Em 2024, quase 200 milhões de livros e materiais didáticos foram entregues a instituições de ensino de todo o Brasil por meio do PNLD. A aquisição de obras literárias é menos frequente – aconteceu pela última vez no ano passado, quando 28,5 milhões de exemplares foram comprados para as etapas dos Anos Finais do Ensino Fundamental e para o Ensino Médio.

Para escolher os títulos que irão compor o acervo do programa, o governo federal publica um edital de convocação, no qual são descritos que tipos de obras serão aceitos. Nele, editoras interessadas se inscrevem e fazem propostas de obras a serem incluídas na lista. A partir daí, é feita uma triagem dos requisitos técnicos dos exemplares, na qual são avaliadas questões como capa, tamanho e tipo de letra e paginação.
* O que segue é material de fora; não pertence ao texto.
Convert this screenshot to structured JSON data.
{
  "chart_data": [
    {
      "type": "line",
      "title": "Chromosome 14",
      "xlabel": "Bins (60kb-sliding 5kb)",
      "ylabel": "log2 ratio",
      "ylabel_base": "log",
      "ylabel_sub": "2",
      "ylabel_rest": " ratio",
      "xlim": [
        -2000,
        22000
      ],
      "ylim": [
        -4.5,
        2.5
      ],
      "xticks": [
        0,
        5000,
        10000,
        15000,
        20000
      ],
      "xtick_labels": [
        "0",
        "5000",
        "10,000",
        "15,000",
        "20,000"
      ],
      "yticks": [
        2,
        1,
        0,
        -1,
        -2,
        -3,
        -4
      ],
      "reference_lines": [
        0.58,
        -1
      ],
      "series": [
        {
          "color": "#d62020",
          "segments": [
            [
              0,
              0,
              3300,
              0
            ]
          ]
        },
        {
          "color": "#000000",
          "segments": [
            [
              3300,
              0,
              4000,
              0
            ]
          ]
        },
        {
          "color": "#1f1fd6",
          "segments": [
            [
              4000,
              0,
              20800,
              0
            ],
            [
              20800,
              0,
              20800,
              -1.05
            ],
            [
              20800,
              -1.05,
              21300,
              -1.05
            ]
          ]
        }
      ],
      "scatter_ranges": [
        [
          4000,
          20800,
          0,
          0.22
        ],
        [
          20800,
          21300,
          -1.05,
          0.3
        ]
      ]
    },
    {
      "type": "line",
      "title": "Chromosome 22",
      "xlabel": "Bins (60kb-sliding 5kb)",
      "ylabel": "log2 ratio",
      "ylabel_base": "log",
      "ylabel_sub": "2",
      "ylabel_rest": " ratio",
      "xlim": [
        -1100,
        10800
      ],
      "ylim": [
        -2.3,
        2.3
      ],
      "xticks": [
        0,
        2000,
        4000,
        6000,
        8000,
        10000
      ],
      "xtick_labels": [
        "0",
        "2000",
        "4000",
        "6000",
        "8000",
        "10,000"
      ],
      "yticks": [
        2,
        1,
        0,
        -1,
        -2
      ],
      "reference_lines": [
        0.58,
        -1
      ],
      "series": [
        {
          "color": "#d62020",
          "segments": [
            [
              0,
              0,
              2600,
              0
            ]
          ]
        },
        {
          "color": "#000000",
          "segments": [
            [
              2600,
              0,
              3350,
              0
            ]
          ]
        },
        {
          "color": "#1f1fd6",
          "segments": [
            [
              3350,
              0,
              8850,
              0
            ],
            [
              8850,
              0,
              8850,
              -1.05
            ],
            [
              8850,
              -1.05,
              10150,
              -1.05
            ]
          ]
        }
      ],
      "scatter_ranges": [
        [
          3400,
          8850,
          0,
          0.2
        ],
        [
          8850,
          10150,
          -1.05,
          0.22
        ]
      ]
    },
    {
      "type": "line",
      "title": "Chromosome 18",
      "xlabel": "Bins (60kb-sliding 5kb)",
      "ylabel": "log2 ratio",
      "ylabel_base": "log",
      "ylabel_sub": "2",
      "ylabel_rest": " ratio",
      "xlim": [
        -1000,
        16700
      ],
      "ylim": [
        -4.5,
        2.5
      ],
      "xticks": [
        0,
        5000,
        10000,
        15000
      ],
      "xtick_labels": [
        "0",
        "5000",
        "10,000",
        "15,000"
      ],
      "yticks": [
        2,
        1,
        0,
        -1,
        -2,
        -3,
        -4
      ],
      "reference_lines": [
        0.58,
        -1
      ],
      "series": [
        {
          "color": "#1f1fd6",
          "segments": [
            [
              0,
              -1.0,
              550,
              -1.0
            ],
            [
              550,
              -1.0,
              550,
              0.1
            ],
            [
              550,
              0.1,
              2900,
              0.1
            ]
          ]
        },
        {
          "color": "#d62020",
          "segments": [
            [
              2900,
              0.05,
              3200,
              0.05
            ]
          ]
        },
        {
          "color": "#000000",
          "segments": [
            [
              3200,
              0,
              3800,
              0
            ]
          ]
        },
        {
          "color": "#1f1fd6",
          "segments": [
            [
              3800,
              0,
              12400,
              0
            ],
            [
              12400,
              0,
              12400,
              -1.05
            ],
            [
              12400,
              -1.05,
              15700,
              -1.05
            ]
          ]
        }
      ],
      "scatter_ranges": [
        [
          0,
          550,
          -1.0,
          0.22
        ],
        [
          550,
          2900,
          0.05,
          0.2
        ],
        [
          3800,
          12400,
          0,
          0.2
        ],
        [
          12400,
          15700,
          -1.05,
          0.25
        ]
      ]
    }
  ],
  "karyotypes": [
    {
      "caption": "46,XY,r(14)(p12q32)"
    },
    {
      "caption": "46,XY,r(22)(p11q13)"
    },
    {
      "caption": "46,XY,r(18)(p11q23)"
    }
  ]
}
É um processo sério e rigoroso, com pareceristas do Brasil inteiro de diferentes áreas, como universidades e escolas. Cada obra passa por dois pareceristas. Se eles divergem, um terceiro parecerista faz a avaliação.
ANTONIO MARCOS VIEIRA SANSEVERINO
Professor titular de Literatura Brasileira da Universidade Federal do Rio Grande do Sul (UFRGS)

Os que passam por esse filtro são encaminhados a avaliadores do conteúdo em si, que verificam a qualidade do texto e se aquele conteúdo é adequado para a faixa etária para a qual foi feita a inscrição, por exemplo. No “PNLD 2021 Literário - Ensino Médio”, que incluiu O Avesso da Pele, 190 pessoas trabalharam como avaliadoras.
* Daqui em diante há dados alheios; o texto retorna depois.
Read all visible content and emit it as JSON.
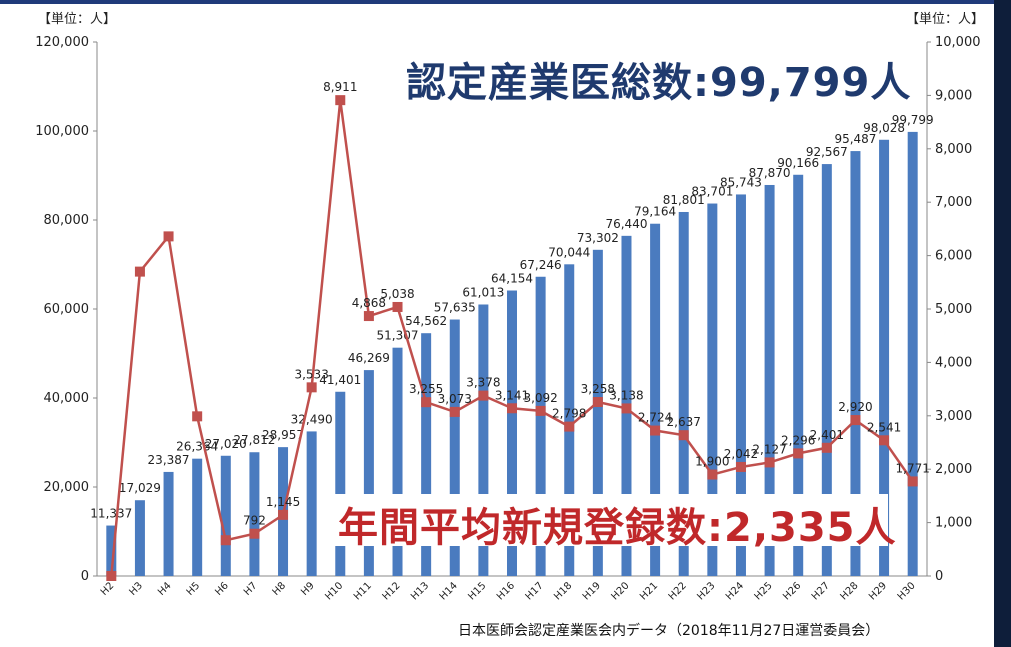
{
  "page": {
    "unit_left": "【単位：人】",
    "unit_right": "【単位：人】",
    "title": "認定産業医総数:99,799人",
    "subtitle": "年間平均新規登録数:2,335人",
    "source": "日本医師会認定産業医会内データ（2018年11月27日運営委員会）"
  },
  "colors": {
    "bar": "#4a7bbf",
    "line": "#c0504d",
    "title": "#1f3a6e",
    "subtitle": "#c0282a"
  },
  "chart_data": {
    "type": "bar",
    "categories": [
      "H2",
      "H3",
      "H4",
      "H5",
      "H6",
      "H7",
      "H8",
      "H9",
      "H10",
      "H11",
      "H12",
      "H13",
      "H14",
      "H15",
      "H16",
      "H17",
      "H18",
      "H19",
      "H20",
      "H21",
      "H22",
      "H23",
      "H24",
      "H25",
      "H26",
      "H27",
      "H28",
      "H29",
      "H30"
    ],
    "series": [
      {
        "type": "bar",
        "axis": "left",
        "values": [
          11337,
          17029,
          23387,
          26364,
          27020,
          27812,
          28957,
          32490,
          41401,
          46269,
          51307,
          54562,
          57635,
          61013,
          64154,
          67246,
          70044,
          73302,
          76440,
          79164,
          81801,
          83701,
          85743,
          87870,
          90166,
          92567,
          95487,
          98028,
          99799
        ],
        "labels": [
          "11,337",
          "17,029",
          "23,387",
          "26,364",
          "27,020",
          "27,812",
          "28,957",
          "32,490",
          "41,401",
          "46,269",
          "51,307",
          "54,562",
          "57,635",
          "61,013",
          "64,154",
          "67,246",
          "70,044",
          "73,302",
          "76,440",
          "79,164",
          "81,801",
          "83,701",
          "85,743",
          "87,870",
          "90,166",
          "92,567",
          "95,487",
          "98,028",
          "99,799"
        ]
      },
      {
        "type": "line",
        "axis": "right",
        "values": [
          0,
          5700,
          6360,
          2990,
          670,
          792,
          1145,
          3533,
          8911,
          4868,
          5038,
          3255,
          3073,
          3378,
          3141,
          3092,
          2798,
          3258,
          3138,
          2724,
          2637,
          1900,
          2042,
          2127,
          2296,
          2401,
          2920,
          2541,
          1771
        ],
        "labels": [
          "",
          "",
          "",
          "",
          "",
          "792",
          "1,145",
          "3,533",
          "8,911",
          "4,868",
          "5,038",
          "3,255",
          "3,073",
          "3,378",
          "3,141",
          "3,092",
          "2,798",
          "3,258",
          "3,138",
          "2,724",
          "2,637",
          "1,900",
          "2,042",
          "2,127",
          "2,296",
          "2,401",
          "2,920",
          "2,541",
          "1,771"
        ]
      }
    ],
    "y_left": {
      "ylim": [
        0,
        120000
      ],
      "ticks": [
        "0",
        "20,000",
        "40,000",
        "60,000",
        "80,000",
        "100,000",
        "120,000"
      ]
    },
    "y_right": {
      "ylim": [
        0,
        10000
      ],
      "ticks": [
        "0",
        "1,000",
        "2,000",
        "3,000",
        "4,000",
        "5,000",
        "6,000",
        "7,000",
        "8,000",
        "9,000",
        "10,000"
      ]
    },
    "grid": false,
    "legend": "none"
  }
}
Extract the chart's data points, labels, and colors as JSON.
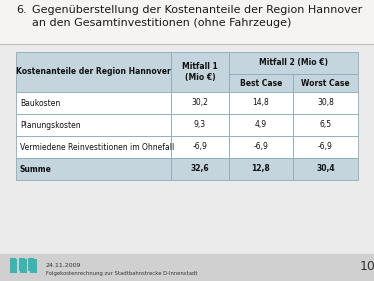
{
  "title_num": "6.",
  "title_text": "Gegenüberstellung der Kostenanteile der Region Hannover\nan den Gesamtinvestitionen (ohne Fahrzeuge)",
  "header_col1": "Kostenanteile der Region Hannover",
  "header_col2": "Mitfall 1\n(Mio €)",
  "header_col3_main": "Mitfall 2 (Mio €)",
  "header_col3a": "Best Case",
  "header_col3b": "Worst Case",
  "rows": [
    {
      "label": "Baukosten",
      "v1": "30,2",
      "v2": "14,8",
      "v3": "30,8",
      "bold": false
    },
    {
      "label": "Planungskosten",
      "v1": "9,3",
      "v2": "4,9",
      "v3": "6,5",
      "bold": false
    },
    {
      "label": "Vermiedene Reinvestitionen im Ohnefall",
      "v1": "-6,9",
      "v2": "-6,9",
      "v3": "-6,9",
      "bold": false
    },
    {
      "label": "Summe",
      "v1": "32,6",
      "v2": "12,8",
      "v3": "30,4",
      "bold": true
    }
  ],
  "footer_date": "24.11.2009",
  "footer_sub": "Folgekostenrechnung zur Stadtbahnstrecke D-Innenstadt",
  "footer_page": "10",
  "bg_color": "#ebebeb",
  "header_bg": "#c5d5de",
  "table_border_color": "#8aabba",
  "summe_bg": "#c5d5de",
  "footer_bg": "#d0d0d0",
  "text_color": "#1a1a1a",
  "logo_colors": [
    "#3ab0b0",
    "#3ab0b0",
    "#3ab0b0"
  ]
}
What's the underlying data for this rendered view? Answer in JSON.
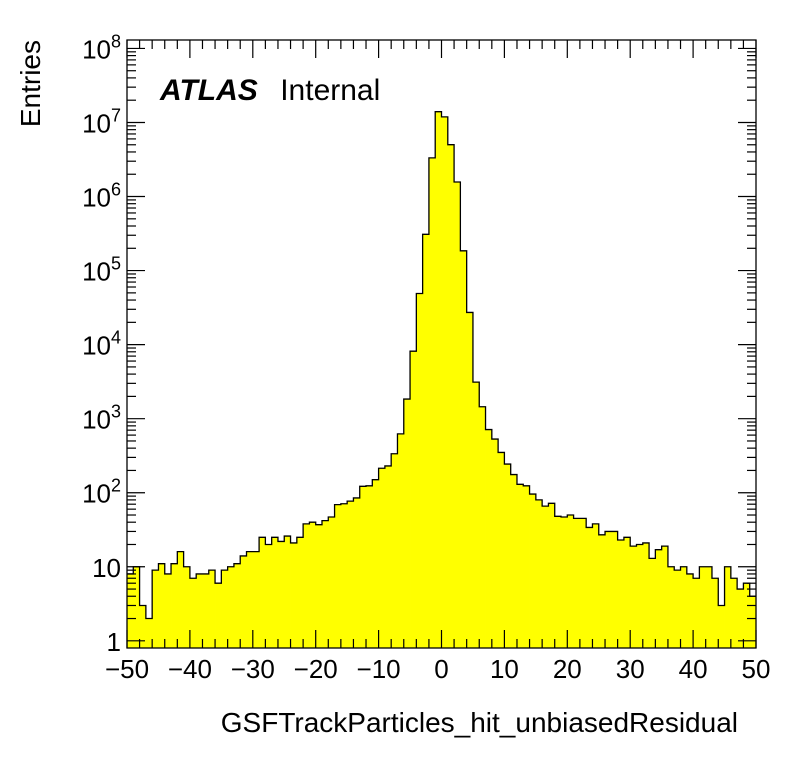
{
  "chart_data": {
    "type": "bar",
    "title": "",
    "xlabel": "GSFTrackParticles_hit_unbiasedResidual",
    "ylabel": "Entries",
    "xlim": [
      -50,
      50
    ],
    "ylim": [
      0.8,
      130000000
    ],
    "yscale": "log",
    "grid": false,
    "legend": "none",
    "fill_color": "#ffff00",
    "line_color": "#000000",
    "label": {
      "bold": "ATLAS",
      "normal": "Internal"
    },
    "x_ticks": [
      {
        "value": -50,
        "label": "−50"
      },
      {
        "value": -40,
        "label": "−40"
      },
      {
        "value": -30,
        "label": "−30"
      },
      {
        "value": -20,
        "label": "−20"
      },
      {
        "value": -10,
        "label": "−10"
      },
      {
        "value": 0,
        "label": "0"
      },
      {
        "value": 10,
        "label": "10"
      },
      {
        "value": 20,
        "label": "20"
      },
      {
        "value": 30,
        "label": "30"
      },
      {
        "value": 40,
        "label": "40"
      },
      {
        "value": 50,
        "label": "50"
      }
    ],
    "y_ticks": [
      {
        "value": 1,
        "base": "1",
        "exp": ""
      },
      {
        "value": 10,
        "base": "10",
        "exp": ""
      },
      {
        "value": 100,
        "base": "10",
        "exp": "2"
      },
      {
        "value": 1000,
        "base": "10",
        "exp": "3"
      },
      {
        "value": 10000,
        "base": "10",
        "exp": "4"
      },
      {
        "value": 100000,
        "base": "10",
        "exp": "5"
      },
      {
        "value": 1000000,
        "base": "10",
        "exp": "6"
      },
      {
        "value": 10000000,
        "base": "10",
        "exp": "7"
      },
      {
        "value": 100000000,
        "base": "10",
        "exp": "8"
      }
    ],
    "bin_width": 1,
    "bin_low_edges": [
      -50,
      -49,
      -48,
      -47,
      -46,
      -45,
      -44,
      -43,
      -42,
      -41,
      -40,
      -39,
      -38,
      -37,
      -36,
      -35,
      -34,
      -33,
      -32,
      -31,
      -30,
      -29,
      -28,
      -27,
      -26,
      -25,
      -24,
      -23,
      -22,
      -21,
      -20,
      -19,
      -18,
      -17,
      -16,
      -15,
      -14,
      -13,
      -12,
      -11,
      -10,
      -9,
      -8,
      -7,
      -6,
      -5,
      -4,
      -3,
      -2,
      -1,
      0,
      1,
      2,
      3,
      4,
      5,
      6,
      7,
      8,
      9,
      10,
      11,
      12,
      13,
      14,
      15,
      16,
      17,
      18,
      19,
      20,
      21,
      22,
      23,
      24,
      25,
      26,
      27,
      28,
      29,
      30,
      31,
      32,
      33,
      34,
      35,
      36,
      37,
      38,
      39,
      40,
      41,
      42,
      43,
      44,
      45,
      46,
      47,
      48,
      49
    ],
    "values": [
      8,
      10,
      3,
      2,
      9,
      11,
      8,
      11,
      16,
      10,
      7,
      8,
      8,
      9,
      6,
      9,
      10,
      11,
      14,
      16,
      16,
      25,
      20,
      25,
      22,
      26,
      21,
      25,
      38,
      40,
      37,
      42,
      47,
      69,
      71,
      77,
      85,
      122,
      124,
      150,
      214,
      230,
      336,
      623,
      1840,
      8160,
      49000,
      309000,
      3330000,
      14000000,
      11900000,
      5010000,
      1570000,
      185000,
      27200,
      3120,
      1450,
      713,
      531,
      350,
      244,
      176,
      130,
      124,
      96,
      80,
      66,
      72,
      48,
      47,
      50,
      45,
      45,
      34,
      38,
      27,
      30,
      30,
      23,
      25,
      19,
      20,
      21,
      13,
      17,
      19,
      10,
      9,
      10,
      8,
      7,
      10,
      10,
      7,
      3,
      10,
      7,
      5,
      6,
      4
    ]
  }
}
— É um processo sério e rigoroso, com pareceristas do Brasil inteiro de diferentes áreas, como universidades e escolas. Cada obra passa por dois pareceristas. Se eles divergem, um terceiro parecerista faz a avaliação — explica Antonio Marcos Vieira Sanseverino, professor titular de Literatura Brasileira da Universidade Federal do Rio Grande do Sul (UFRGS).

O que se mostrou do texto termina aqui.